With Tony Soprano saying arrivederci, is HBO doomed to decline? Don't bet on it.
Facing an unanticipated management crisis that was just as shocking as last week's quick demise of Sopranos stalwarts Silvio Dante and Bobby Bacala, the pay cabler has moved quickly to solidify control at the top.
It also has a nice portfolio of shows, featuring the current weird HBO stable plus screwy slackers, existential surfers, sexed-up sexagenarians, and, of course those lovable bigamists, waiting in the wings to entice subscribers to stick around after their favorite Mafioso has shuffled off the screen, dead or alive.
Lines of people signing up at cable TV offices this winter, days before The Sopranos' last season began, suggest that some of HBO's 30 million subscribers will bail after the show ends. But the network, the most profitable in all of television, netting upward of $1 billion annually, has weathered long Soprano-less stretches several times since the show premiered. Fresh Sopranos episodes have appeared only in one-fifth of the 440-odd weeks of the show's existence.
HBO thrived with kooky comedies like Curb Your Enthusiasm, Entourage and Da Ali G Show, pop-culture magnet Sex and the City; strong, unusual dramas such as The Wire, Deadwood, Six Feet Under and Oz, and movies, boxing, sexy reality shows and Inside the NFL.
Programming genius Chris Albrecht, who presided over all of that, got a quick hook last month after taking a Las Vegas boxing match into the parking lot in a boozy moment and choking his girlfriend. When reports surfaced of a similar incident years ago, chief executive officer Albrecht was gone.
Last week, the network promoted long-term executives into a four-horsemen management structure, with finance guy Bill Nelson on top and former communications boss Richard Plepler in charge of programming. Current heads of programming departments, including HBO Entertainment President Carolyn Strauss, who helped develop most of the network's signature series, will remain "largely independent," Jeff Bewkes, president of Time Warner, which owns HBO, told the New York Times.

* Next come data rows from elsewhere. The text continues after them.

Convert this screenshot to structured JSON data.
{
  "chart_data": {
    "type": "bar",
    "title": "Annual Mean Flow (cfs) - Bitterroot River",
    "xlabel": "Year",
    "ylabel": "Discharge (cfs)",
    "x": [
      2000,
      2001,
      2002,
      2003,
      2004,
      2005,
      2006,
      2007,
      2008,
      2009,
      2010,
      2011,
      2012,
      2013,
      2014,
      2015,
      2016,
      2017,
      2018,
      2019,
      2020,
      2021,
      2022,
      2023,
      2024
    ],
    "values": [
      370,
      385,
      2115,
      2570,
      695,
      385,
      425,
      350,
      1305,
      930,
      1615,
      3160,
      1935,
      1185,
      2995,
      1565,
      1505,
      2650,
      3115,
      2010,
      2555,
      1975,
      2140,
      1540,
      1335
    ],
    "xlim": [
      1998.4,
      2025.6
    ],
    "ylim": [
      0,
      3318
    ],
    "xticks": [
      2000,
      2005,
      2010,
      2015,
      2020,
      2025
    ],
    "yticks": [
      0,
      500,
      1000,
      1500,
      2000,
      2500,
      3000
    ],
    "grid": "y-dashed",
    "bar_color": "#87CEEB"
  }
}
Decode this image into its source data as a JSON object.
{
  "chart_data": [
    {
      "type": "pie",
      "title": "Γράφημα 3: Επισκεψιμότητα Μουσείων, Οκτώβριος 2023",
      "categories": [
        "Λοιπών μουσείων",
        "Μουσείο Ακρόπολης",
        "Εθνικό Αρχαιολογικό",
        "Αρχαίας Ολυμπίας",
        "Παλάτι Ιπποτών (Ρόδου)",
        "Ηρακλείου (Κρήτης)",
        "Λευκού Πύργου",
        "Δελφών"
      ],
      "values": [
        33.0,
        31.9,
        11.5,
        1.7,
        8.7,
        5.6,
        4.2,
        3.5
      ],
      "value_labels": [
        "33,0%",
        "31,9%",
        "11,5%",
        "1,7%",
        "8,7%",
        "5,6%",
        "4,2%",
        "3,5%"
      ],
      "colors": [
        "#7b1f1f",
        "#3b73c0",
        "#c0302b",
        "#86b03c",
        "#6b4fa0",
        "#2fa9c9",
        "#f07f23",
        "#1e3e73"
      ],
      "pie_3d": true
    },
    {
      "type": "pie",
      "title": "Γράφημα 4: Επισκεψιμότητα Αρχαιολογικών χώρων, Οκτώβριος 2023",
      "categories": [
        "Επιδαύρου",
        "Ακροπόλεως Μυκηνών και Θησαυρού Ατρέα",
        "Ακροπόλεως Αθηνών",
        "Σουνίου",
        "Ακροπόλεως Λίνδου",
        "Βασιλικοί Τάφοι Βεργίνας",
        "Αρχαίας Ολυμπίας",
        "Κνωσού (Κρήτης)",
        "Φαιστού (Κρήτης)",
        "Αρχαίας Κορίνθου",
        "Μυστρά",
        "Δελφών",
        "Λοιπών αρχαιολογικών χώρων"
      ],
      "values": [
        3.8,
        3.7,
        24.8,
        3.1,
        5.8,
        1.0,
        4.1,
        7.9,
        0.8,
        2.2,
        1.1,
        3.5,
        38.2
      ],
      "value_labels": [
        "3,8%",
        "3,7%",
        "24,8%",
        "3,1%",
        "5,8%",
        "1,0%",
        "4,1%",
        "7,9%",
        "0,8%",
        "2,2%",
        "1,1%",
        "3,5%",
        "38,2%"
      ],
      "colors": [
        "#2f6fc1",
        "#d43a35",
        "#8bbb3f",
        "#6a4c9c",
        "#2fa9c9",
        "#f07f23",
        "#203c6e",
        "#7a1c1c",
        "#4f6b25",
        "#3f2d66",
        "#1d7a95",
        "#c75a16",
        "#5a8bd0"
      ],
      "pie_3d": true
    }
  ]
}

Strauss has a lineup of new series that figures to continue HBO's reputation for creativity.
John From Cincinnati, Deadwood creator David Milch's latest work, premieres tonight right after The Sopranos ends. It's murky and quirky, guaranteed to develop a cult following, albeit one much smaller than The Sopranos' audience.
Big Love returns tomorrow at 9. Entourage, Season Four, starts next Sunday at 10, followed, in what seems like a perfect fit, by a crazy, belly-busting musical sitcom, Flight of the Conchords.
Coming this fall: In Treatment, starring Gabriel Byrne as a psychotherapist, a half-hour drama that will air every weeknight.
Two other shows are on the books, and a comedy from Will Ferrell, about a Major League pitcher who returns to his small hometown in the South, is on the drawing boards.
Tell Me You Love Me looks at relationships among four randy couples, one of them 60ish. Ally Walker, the wife of John Landgraf, boss of FX, a basic cable channel that has been rivaling HBO for its edgy material, is one of the stars who may appear in the altogether.
Finally, tentatively scheduled for next winter is a show that should generate Sopranos-like buzz. From Designing Women's Linda Bloodworth-Thomason, 12 Miles of Bad Road stars Lily Tomlin in a satire about real-estate wheeler-dealers in Texas, where the size and ostentation of the mansions is outdone only by the hairdos of the big mamas who live in them.
It could do for the Lone Star State what The Sopranos did for New Jersey, and wouldn't that be a nice change?